Research by the Homecare Association shows only 1% of homecare contracts with public bodies pay rates that cover actual delivery costs, and the average local authority fee (£23.26 per hour) falls significantly below the minimum price for sustainable, quality homecare (£32.14 per hour) from April 2025.
Dr Jane Townson OBE, CEO of the Homecare Association, said:
"The Resolution Foundation has quantified what homecare providers and workers have known for years – our sector suffers from endemic earnings instability that undermines recruitment, retention, and quality of care. This isn't new information to us, but it's powerful validation that should prompt immediate government action.
"The scandalous truth is that zero-hours working at low wage rates in homecare is directly driven by zero-hours commissioning at low fee rates by public bodies. Local authorities and the NHS commission care in ways that make stable income impossible, while simultaneously lamenting workforce shortages.

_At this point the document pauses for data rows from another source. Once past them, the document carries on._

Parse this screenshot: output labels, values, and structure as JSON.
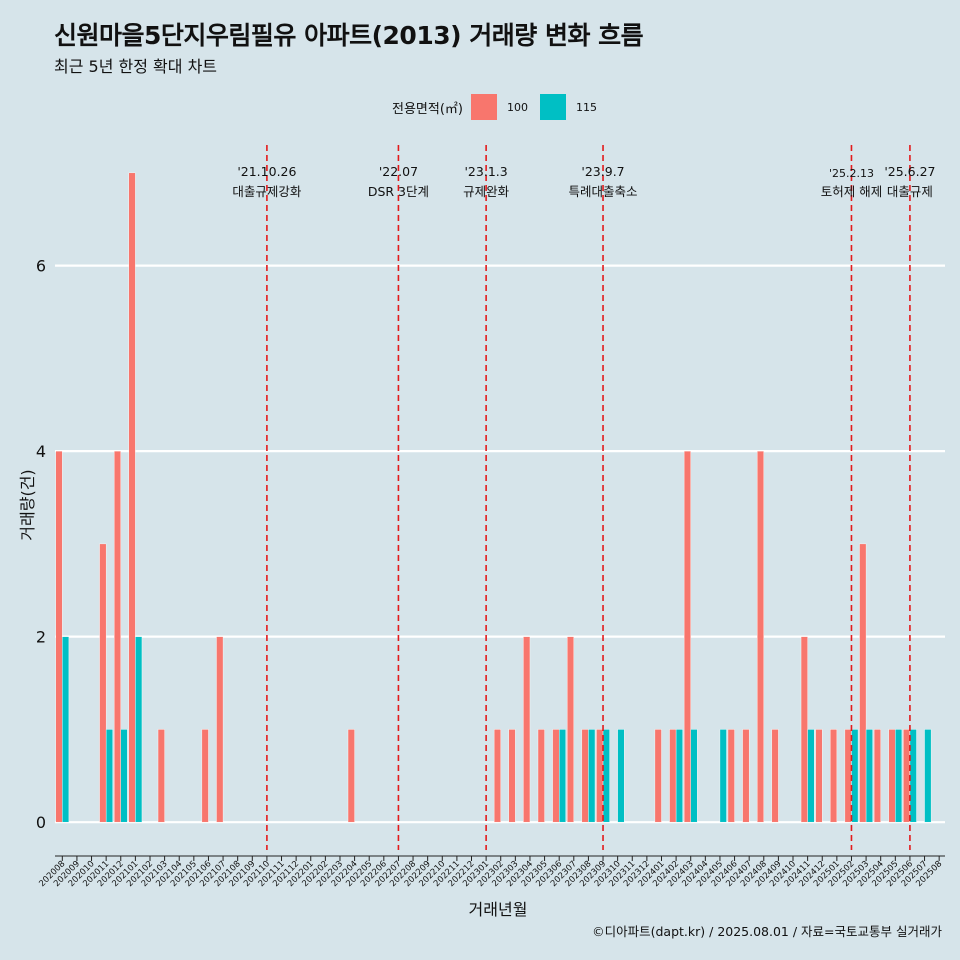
{
  "title": "신원마을5단지우림필유 아파트(2013) 거래량 변화 흐름",
  "subtitle": "최근 5년 한정 확대 차트",
  "caption": "©디아파트(dapt.kr) / 2025.08.01 / 자료=국토교통부 실거래가",
  "legend": {
    "title": "전용면적(㎡)",
    "items": [
      {
        "label": "100",
        "color": "#f8766d"
      },
      {
        "label": "115",
        "color": "#00bfc4"
      }
    ]
  },
  "chart_data": {
    "type": "bar",
    "xlabel": "거래년월",
    "ylabel": "거래량(건)",
    "ylim": [
      -0.3,
      7.3
    ],
    "yticks": [
      0,
      2,
      4,
      6
    ],
    "grid": "horizontal major lines",
    "legend_position": "top",
    "categories": [
      "202008",
      "202009",
      "202010",
      "202011",
      "202012",
      "202101",
      "202102",
      "202103",
      "202104",
      "202105",
      "202106",
      "202107",
      "202108",
      "202109",
      "202110",
      "202111",
      "202112",
      "202201",
      "202202",
      "202203",
      "202204",
      "202205",
      "202206",
      "202207",
      "202208",
      "202209",
      "202210",
      "202211",
      "202212",
      "202301",
      "202302",
      "202303",
      "202304",
      "202305",
      "202306",
      "202307",
      "202308",
      "202309",
      "202310",
      "202311",
      "202312",
      "202401",
      "202402",
      "202403",
      "202404",
      "202405",
      "202406",
      "202407",
      "202408",
      "202409",
      "202410",
      "202411",
      "202412",
      "202501",
      "202502",
      "202503",
      "202504",
      "202505",
      "202506",
      "202507",
      "202508"
    ],
    "series": [
      {
        "name": "100",
        "color": "#f8766d",
        "values": [
          4,
          0,
          0,
          3,
          4,
          7,
          0,
          1,
          0,
          0,
          1,
          2,
          0,
          0,
          0,
          0,
          0,
          0,
          0,
          0,
          1,
          0,
          0,
          0,
          0,
          0,
          0,
          0,
          0,
          0,
          1,
          1,
          2,
          1,
          1,
          2,
          1,
          1,
          0,
          0,
          0,
          1,
          1,
          4,
          0,
          0,
          1,
          1,
          4,
          1,
          0,
          2,
          1,
          1,
          1,
          3,
          1,
          1,
          1,
          0,
          0
        ]
      },
      {
        "name": "115",
        "color": "#00bfc4",
        "values": [
          2,
          0,
          0,
          1,
          1,
          2,
          0,
          0,
          0,
          0,
          0,
          0,
          0,
          0,
          0,
          0,
          0,
          0,
          0,
          0,
          0,
          0,
          0,
          0,
          0,
          0,
          0,
          0,
          0,
          0,
          0,
          0,
          0,
          0,
          1,
          0,
          1,
          1,
          1,
          0,
          0,
          0,
          1,
          1,
          0,
          1,
          0,
          0,
          0,
          0,
          0,
          1,
          0,
          0,
          1,
          1,
          0,
          1,
          1,
          1,
          0
        ]
      }
    ],
    "events": [
      {
        "date": "'21.10.26",
        "label": "대출규제강화",
        "at": "202110"
      },
      {
        "date": "'22.07",
        "label": "DSR 3단계",
        "at": "202207"
      },
      {
        "date": "'23.1.3",
        "label": "규제완화",
        "at": "202301"
      },
      {
        "date": "'23.9.7",
        "label": "특례대출축소",
        "at": "202309"
      },
      {
        "date": "'25.2.13",
        "label": "토허제 해제",
        "at": "202502"
      },
      {
        "date": "'25.6.27",
        "label": "대출규제",
        "at": "202506"
      }
    ],
    "event_line_color": "#e31a1c"
  }
}
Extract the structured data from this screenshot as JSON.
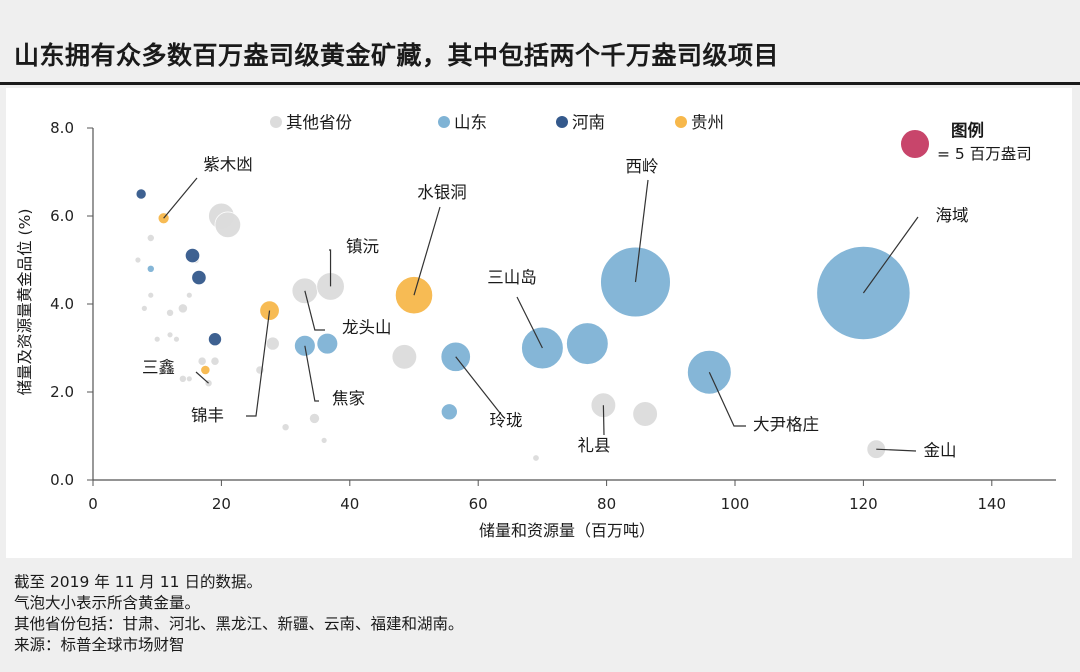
{
  "title": "山东拥有众多数百万盎司级黄金矿藏，其中包括两个千万盎司级项目",
  "notes": [
    "截至 2019 年 11 月 11 日的数据。",
    "气泡大小表示所含黄金量。",
    "其他省份包括：甘肃、河北、黑龙江、新疆、云南、福建和湖南。",
    "来源：标普全球市场财智"
  ],
  "colors": {
    "其他省份": "#dcdcdc",
    "山东": "#7fb3d5",
    "河南": "#34598c",
    "贵州": "#f7b84b",
    "legend_bubble": "#c8456b",
    "axis": "#555555",
    "leader": "#333333"
  },
  "chart_data": {
    "type": "scatter",
    "xlabel": "储量和资源量（百万吨）",
    "ylabel": "储量及资源量黄金品位 (%)",
    "xlim": [
      0,
      150
    ],
    "ylim": [
      0,
      8
    ],
    "x_ticks": [
      "0",
      "20",
      "40",
      "60",
      "80",
      "100",
      "120",
      "140"
    ],
    "y_ticks": [
      "0.0",
      "2.0",
      "4.0",
      "6.0",
      "8.0"
    ],
    "grid": false,
    "legend_position": "top",
    "size_legend": {
      "title": "图例",
      "label": "= 5 百万盎司",
      "value_moz": 5
    },
    "series": [
      {
        "name": "其他省份",
        "points": [
          {
            "x": 20,
            "y": 6.0,
            "moz": 3.8
          },
          {
            "x": 21,
            "y": 5.8,
            "moz": 3.8
          },
          {
            "x": 9,
            "y": 5.5,
            "moz": 0.3
          },
          {
            "x": 7,
            "y": 5.0,
            "moz": 0.1
          },
          {
            "x": 16,
            "y": 5.0,
            "moz": 0.3
          },
          {
            "x": 9,
            "y": 4.2,
            "moz": 0.2
          },
          {
            "x": 15,
            "y": 4.2,
            "moz": 0.15
          },
          {
            "x": 14,
            "y": 3.9,
            "moz": 0.5
          },
          {
            "x": 12,
            "y": 3.8,
            "moz": 0.3
          },
          {
            "x": 8,
            "y": 3.9,
            "moz": 0.1
          },
          {
            "x": 12,
            "y": 3.3,
            "moz": 0.1
          },
          {
            "x": 10,
            "y": 3.2,
            "moz": 0.1
          },
          {
            "x": 13,
            "y": 3.2,
            "moz": 0.15
          },
          {
            "x": 28,
            "y": 3.1,
            "moz": 1.0
          },
          {
            "x": 33,
            "y": 4.3,
            "moz": 3.8
          },
          {
            "x": 37,
            "y": 4.4,
            "moz": 4.4
          },
          {
            "x": 48.5,
            "y": 2.8,
            "moz": 3.5
          },
          {
            "x": 17,
            "y": 2.7,
            "moz": 0.4
          },
          {
            "x": 19,
            "y": 2.7,
            "moz": 0.4
          },
          {
            "x": 14,
            "y": 2.3,
            "moz": 0.3
          },
          {
            "x": 15,
            "y": 2.3,
            "moz": 0.2
          },
          {
            "x": 26,
            "y": 2.5,
            "moz": 0.4
          },
          {
            "x": 18,
            "y": 2.2,
            "moz": 0.3
          },
          {
            "x": 34.5,
            "y": 1.4,
            "moz": 0.6
          },
          {
            "x": 30,
            "y": 1.2,
            "moz": 0.3
          },
          {
            "x": 36,
            "y": 0.9,
            "moz": 0.15
          },
          {
            "x": 69,
            "y": 0.5,
            "moz": 0.25
          },
          {
            "x": 79.5,
            "y": 1.7,
            "moz": 3.5
          },
          {
            "x": 86,
            "y": 1.5,
            "moz": 3.5
          },
          {
            "x": 122,
            "y": 0.7,
            "moz": 2.0
          }
        ]
      },
      {
        "name": "山东",
        "points": [
          {
            "x": 9,
            "y": 4.8,
            "moz": 0.3
          },
          {
            "x": 33,
            "y": 3.05,
            "moz": 2.5
          },
          {
            "x": 36.5,
            "y": 3.1,
            "moz": 2.5
          },
          {
            "x": 56.5,
            "y": 2.8,
            "moz": 5.0
          },
          {
            "x": 55.5,
            "y": 1.55,
            "moz": 1.5
          },
          {
            "x": 70,
            "y": 3.0,
            "moz": 10.0
          },
          {
            "x": 77,
            "y": 3.1,
            "moz": 10.0
          },
          {
            "x": 84.5,
            "y": 4.5,
            "moz": 28.0
          },
          {
            "x": 96,
            "y": 2.45,
            "moz": 11.0
          },
          {
            "x": 120,
            "y": 4.25,
            "moz": 50.0
          }
        ]
      },
      {
        "name": "河南",
        "points": [
          {
            "x": 7.5,
            "y": 6.5,
            "moz": 0.6
          },
          {
            "x": 15.5,
            "y": 5.1,
            "moz": 1.2
          },
          {
            "x": 16.5,
            "y": 4.6,
            "moz": 1.2
          },
          {
            "x": 19,
            "y": 3.2,
            "moz": 1.0
          }
        ]
      },
      {
        "name": "贵州",
        "points": [
          {
            "x": 11,
            "y": 5.95,
            "moz": 0.7
          },
          {
            "x": 27.5,
            "y": 3.85,
            "moz": 2.2
          },
          {
            "x": 50,
            "y": 4.2,
            "moz": 8.0
          },
          {
            "x": 17.5,
            "y": 2.5,
            "moz": 0.5
          }
        ]
      }
    ],
    "annotations": [
      {
        "label": "紫木凼",
        "x": 11,
        "y": 5.95
      },
      {
        "label": "水银洞",
        "x": 50,
        "y": 4.2
      },
      {
        "label": "镇沅",
        "x": 37,
        "y": 4.4
      },
      {
        "label": "龙头山",
        "x": 33,
        "y": 4.3
      },
      {
        "label": "三鑫",
        "x": 18,
        "y": 2.2
      },
      {
        "label": "锦丰",
        "x": 27.5,
        "y": 3.85
      },
      {
        "label": "焦家",
        "x": 33,
        "y": 3.05
      },
      {
        "label": "玲珑",
        "x": 56.5,
        "y": 2.8
      },
      {
        "label": "三山岛",
        "x": 70,
        "y": 3.0
      },
      {
        "label": "西岭",
        "x": 84.5,
        "y": 4.5
      },
      {
        "label": "礼县",
        "x": 79.5,
        "y": 1.7
      },
      {
        "label": "大尹格庄",
        "x": 96,
        "y": 2.45
      },
      {
        "label": "海域",
        "x": 120,
        "y": 4.25
      },
      {
        "label": "金山",
        "x": 122,
        "y": 0.7
      }
    ]
  }
}
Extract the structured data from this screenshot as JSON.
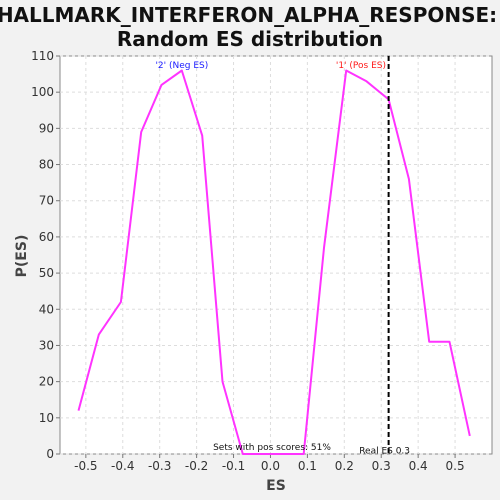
{
  "chart_data": {
    "type": "line",
    "title_line1": "HALLMARK_INTERFERON_ALPHA_RESPONSE:",
    "title_line2": "Random ES distribution",
    "xlabel": "ES",
    "ylabel": "P(ES)",
    "xlim": [
      -0.57,
      0.6
    ],
    "ylim": [
      0,
      110
    ],
    "xticks": [
      -0.5,
      -0.4,
      -0.3,
      -0.2,
      -0.1,
      0.0,
      0.1,
      0.2,
      0.3,
      0.4,
      0.5
    ],
    "yticks": [
      0,
      10,
      20,
      30,
      40,
      50,
      60,
      70,
      80,
      90,
      100,
      110
    ],
    "grid": true,
    "series": [
      {
        "color": "#ff33ff",
        "x": [
          -0.52,
          -0.465,
          -0.405,
          -0.35,
          -0.295,
          -0.24,
          -0.185,
          -0.13,
          -0.075,
          -0.02,
          0.035,
          0.09,
          0.145,
          0.205,
          0.26,
          0.32,
          0.375,
          0.43,
          0.485,
          0.54
        ],
        "y": [
          12,
          33,
          42,
          89,
          102,
          106,
          88,
          20,
          0,
          0,
          0,
          0,
          57,
          106,
          103,
          98,
          76,
          31,
          31,
          5
        ]
      }
    ],
    "real_es": 0.3,
    "annotations": {
      "neg": "'2' (Neg ES)",
      "pos": "'1' (Pos ES)",
      "pos_scores": "Sets with pos scores: 51%",
      "real_es": "Real ES 0.3"
    },
    "colors": {
      "neg_label": "#1a1aff",
      "pos_label": "#ff1a1a"
    }
  }
}
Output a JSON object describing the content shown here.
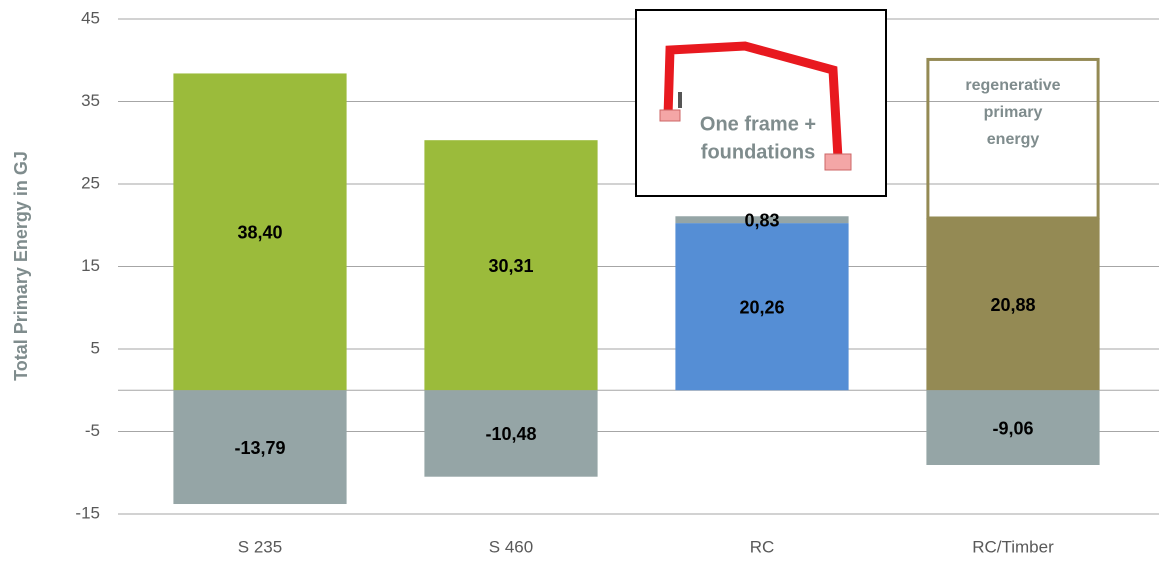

"The upcoming Employment Rights Bill is well-intentioned but will be utterly ineffective unless the Government also tackles the fundamental commissioning and funding failures in social care. Legislation that increases employment costs without addressing how care is purchased will only drive more non-compliance, push more care into unregulated arrangements where workers have no rights at all, or put providers out of business.
"We need immediate action to outlaw zero-hours commissioning, implement a National Contract setting minimum fee rates, and move to shift-based rather than minute-by-minute purchasing of care. Without these changes, careworkers will continue to shoulder the burden of a broken system through volatile and inadequate pay."
The Homecare Association calls on the Government to address these issues through:
- Outlawing zero-hours commissioning and procurement practices that drive a race to the bottom.
- Implementing a National Contract for care services with legally binding minimum fee rates.
- Reforming how care is commissioned, with a move to geographic zone-based approaches and payment for shifts rather than minutes.
- Providing immediate funding of £1.8 billion to address the homecare deficit and enable stable, fair employment.